Netranya terkunci pada gerobak siomay dengan empat orang di depannya yang dari Arunika lihat, bahwa mereka sedang memesan siomay sesuai seleranya masing-masing. langkahnya maju menemui satu diantara mereka.

“Kak Arkan…,” panggilnya pelan, dengan nada takut yang tidak bisa lepas dari pendengaran Arkana, lelaki yang kini tengah menuangkan saus sambal pada siomaynya. “Apa?” jawabnya cukup jutek di telinga Arunika, membuat gadis yang berada di satu tingkat di bawahnya ini menundukkan kepala serta sedikit memajukan bibirnya. “Maaf….”

Arkana hanya menghela nafasnya kasar, “Ya, dimaafin.”

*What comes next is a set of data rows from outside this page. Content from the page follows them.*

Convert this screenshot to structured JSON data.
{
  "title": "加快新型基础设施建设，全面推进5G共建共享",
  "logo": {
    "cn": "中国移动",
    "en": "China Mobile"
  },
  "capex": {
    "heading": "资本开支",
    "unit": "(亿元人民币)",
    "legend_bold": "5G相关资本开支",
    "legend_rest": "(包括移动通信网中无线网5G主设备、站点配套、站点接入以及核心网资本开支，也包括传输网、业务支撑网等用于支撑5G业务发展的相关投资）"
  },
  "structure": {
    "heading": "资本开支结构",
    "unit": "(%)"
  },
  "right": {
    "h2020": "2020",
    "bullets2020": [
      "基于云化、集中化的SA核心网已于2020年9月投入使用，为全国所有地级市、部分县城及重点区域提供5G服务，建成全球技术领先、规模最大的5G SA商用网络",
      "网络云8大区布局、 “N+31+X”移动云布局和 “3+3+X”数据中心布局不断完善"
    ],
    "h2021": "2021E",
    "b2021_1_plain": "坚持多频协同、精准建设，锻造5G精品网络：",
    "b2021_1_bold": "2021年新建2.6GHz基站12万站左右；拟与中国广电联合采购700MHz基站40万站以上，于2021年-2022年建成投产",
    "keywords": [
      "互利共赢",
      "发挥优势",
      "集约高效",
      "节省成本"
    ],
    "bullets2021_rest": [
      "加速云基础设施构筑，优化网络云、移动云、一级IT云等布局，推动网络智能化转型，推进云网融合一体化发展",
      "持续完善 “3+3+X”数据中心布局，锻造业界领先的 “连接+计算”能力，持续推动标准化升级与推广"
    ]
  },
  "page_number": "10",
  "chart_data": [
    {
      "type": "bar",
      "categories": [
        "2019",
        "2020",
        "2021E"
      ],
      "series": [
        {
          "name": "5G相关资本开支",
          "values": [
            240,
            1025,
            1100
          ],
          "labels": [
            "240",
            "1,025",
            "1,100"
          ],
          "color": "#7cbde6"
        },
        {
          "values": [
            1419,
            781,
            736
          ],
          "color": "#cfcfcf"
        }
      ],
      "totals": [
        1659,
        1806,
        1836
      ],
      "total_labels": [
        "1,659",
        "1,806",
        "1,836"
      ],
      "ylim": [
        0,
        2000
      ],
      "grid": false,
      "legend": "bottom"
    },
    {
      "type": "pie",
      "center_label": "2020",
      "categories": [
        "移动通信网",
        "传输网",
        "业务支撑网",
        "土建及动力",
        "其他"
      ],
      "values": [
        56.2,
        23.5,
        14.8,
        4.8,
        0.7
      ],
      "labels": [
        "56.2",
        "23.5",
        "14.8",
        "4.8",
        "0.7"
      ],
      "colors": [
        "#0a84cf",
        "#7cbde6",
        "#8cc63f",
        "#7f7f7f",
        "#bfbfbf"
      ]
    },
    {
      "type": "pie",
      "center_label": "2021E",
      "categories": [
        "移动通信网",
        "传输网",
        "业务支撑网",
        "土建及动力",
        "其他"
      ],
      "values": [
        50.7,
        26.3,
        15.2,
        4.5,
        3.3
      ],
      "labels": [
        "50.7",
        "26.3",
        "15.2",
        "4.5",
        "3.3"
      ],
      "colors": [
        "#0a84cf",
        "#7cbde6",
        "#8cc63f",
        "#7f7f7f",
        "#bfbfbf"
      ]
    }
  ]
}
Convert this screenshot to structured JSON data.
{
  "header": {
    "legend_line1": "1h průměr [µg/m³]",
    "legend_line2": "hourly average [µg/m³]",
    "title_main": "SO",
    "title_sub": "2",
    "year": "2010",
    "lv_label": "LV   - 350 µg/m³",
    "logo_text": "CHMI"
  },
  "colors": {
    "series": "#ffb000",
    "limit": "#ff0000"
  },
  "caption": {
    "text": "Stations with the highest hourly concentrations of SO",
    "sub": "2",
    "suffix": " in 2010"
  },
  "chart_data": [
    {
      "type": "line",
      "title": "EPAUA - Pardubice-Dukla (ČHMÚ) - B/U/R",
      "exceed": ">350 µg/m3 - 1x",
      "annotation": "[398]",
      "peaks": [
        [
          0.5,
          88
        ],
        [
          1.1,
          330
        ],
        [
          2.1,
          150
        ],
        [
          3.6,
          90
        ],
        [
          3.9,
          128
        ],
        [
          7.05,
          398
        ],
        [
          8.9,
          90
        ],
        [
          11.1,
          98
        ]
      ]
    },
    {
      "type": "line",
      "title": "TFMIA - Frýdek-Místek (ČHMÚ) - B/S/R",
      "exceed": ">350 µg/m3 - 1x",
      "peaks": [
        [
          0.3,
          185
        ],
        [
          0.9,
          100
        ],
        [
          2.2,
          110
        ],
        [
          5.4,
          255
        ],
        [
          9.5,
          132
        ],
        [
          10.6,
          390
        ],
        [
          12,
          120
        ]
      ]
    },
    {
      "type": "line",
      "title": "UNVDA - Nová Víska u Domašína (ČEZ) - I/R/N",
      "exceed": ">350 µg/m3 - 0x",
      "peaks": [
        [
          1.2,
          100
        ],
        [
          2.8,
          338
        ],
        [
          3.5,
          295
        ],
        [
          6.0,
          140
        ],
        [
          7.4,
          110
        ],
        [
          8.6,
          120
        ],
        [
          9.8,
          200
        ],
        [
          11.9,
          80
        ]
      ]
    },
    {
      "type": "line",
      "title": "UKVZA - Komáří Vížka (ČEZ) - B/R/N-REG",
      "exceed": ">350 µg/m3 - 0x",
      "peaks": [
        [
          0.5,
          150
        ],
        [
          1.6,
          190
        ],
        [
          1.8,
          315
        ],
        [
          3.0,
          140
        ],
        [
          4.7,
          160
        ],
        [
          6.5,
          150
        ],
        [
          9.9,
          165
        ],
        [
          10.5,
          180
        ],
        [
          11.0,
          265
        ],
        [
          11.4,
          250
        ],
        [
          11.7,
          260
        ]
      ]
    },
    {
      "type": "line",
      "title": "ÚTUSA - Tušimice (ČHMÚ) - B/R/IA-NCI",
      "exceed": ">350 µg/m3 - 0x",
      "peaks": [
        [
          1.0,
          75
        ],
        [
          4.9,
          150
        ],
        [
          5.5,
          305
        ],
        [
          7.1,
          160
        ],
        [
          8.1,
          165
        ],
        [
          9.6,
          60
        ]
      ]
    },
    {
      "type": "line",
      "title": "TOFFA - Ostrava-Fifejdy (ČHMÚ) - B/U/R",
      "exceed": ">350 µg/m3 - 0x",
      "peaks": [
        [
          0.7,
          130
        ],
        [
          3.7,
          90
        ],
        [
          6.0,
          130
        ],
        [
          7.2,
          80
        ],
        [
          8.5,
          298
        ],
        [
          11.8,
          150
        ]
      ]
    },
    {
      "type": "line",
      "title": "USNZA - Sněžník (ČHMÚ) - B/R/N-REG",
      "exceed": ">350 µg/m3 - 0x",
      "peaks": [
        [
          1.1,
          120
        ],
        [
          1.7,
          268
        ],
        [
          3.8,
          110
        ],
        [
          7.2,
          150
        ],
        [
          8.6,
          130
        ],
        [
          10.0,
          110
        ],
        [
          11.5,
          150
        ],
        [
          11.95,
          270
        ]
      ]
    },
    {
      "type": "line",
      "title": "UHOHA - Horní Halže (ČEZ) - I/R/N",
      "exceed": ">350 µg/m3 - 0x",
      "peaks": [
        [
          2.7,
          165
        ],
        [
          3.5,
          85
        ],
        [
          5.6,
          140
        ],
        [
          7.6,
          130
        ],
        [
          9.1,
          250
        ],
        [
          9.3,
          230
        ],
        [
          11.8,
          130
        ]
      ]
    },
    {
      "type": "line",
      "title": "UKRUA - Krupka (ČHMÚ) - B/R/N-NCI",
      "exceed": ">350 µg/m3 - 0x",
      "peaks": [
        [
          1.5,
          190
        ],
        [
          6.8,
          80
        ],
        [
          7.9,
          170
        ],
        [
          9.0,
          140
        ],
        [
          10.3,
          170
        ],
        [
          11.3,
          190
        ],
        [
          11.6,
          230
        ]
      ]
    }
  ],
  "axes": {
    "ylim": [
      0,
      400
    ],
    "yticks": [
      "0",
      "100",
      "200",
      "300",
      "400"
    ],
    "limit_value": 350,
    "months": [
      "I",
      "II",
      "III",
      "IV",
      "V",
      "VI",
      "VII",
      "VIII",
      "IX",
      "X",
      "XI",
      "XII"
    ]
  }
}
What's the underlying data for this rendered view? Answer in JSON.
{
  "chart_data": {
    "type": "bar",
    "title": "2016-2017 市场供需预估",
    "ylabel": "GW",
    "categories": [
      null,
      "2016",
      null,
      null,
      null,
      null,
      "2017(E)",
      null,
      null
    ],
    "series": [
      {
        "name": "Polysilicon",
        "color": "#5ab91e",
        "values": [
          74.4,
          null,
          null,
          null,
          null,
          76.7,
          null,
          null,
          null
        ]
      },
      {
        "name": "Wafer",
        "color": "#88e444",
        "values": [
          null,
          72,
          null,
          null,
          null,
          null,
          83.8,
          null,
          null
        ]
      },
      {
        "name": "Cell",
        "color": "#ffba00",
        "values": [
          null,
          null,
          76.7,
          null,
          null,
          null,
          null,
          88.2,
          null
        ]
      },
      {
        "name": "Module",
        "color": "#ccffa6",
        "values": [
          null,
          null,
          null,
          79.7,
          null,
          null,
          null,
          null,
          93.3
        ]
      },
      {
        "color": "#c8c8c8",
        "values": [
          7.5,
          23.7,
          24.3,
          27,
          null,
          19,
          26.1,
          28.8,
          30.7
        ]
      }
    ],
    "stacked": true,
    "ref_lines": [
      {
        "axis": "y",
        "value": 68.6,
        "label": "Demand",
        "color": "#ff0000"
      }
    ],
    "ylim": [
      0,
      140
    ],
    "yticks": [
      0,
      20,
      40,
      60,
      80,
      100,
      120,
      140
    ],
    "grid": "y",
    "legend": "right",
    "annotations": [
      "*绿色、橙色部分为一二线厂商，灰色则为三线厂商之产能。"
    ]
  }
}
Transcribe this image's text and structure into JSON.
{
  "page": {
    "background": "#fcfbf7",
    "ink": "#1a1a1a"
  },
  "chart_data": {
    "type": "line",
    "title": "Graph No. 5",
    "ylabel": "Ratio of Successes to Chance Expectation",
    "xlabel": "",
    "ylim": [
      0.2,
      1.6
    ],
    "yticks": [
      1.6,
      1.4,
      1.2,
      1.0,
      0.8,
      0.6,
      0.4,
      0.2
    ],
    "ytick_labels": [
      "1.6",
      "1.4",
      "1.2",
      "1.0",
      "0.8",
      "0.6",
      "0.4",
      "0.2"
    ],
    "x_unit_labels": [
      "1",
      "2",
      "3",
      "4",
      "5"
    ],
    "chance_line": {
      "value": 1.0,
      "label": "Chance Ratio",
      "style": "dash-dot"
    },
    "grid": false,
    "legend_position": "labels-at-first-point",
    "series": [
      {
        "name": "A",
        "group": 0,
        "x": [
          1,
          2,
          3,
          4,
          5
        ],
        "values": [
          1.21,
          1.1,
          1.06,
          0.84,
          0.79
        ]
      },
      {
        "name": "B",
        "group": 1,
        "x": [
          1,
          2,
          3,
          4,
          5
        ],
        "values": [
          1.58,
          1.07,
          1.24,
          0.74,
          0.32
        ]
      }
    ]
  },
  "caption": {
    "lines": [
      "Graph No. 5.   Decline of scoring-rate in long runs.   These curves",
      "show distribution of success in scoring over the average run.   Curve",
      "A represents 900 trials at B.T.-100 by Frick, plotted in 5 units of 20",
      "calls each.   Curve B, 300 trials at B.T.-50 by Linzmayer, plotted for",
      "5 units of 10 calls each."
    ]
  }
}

“Kak Arkan masih marah?” tanyanya lagi takut-takut. “maafin Aru yang udah ngetawain kak Arkan karena badannya kecil….” jelasnya lagi dengan tangan yang saling bertautan satu sama lain. ucapan Arunika barusan mampu membuat tiga pria di samping Arkana menoleh heran atas sikap Arkan yang kekanak-kanakan itu.

“Udah, sekarang istirahat dulu sana, nanti keburu masuk,” setelahnya Arkana pergi meninggalkan empat insan yang kini hanya diam tanpa bersuara. yang tanpa mereka sadari Arkana tengah tersenyum penuh arti, berharap semuanya akan menjadi lebih baik lagi.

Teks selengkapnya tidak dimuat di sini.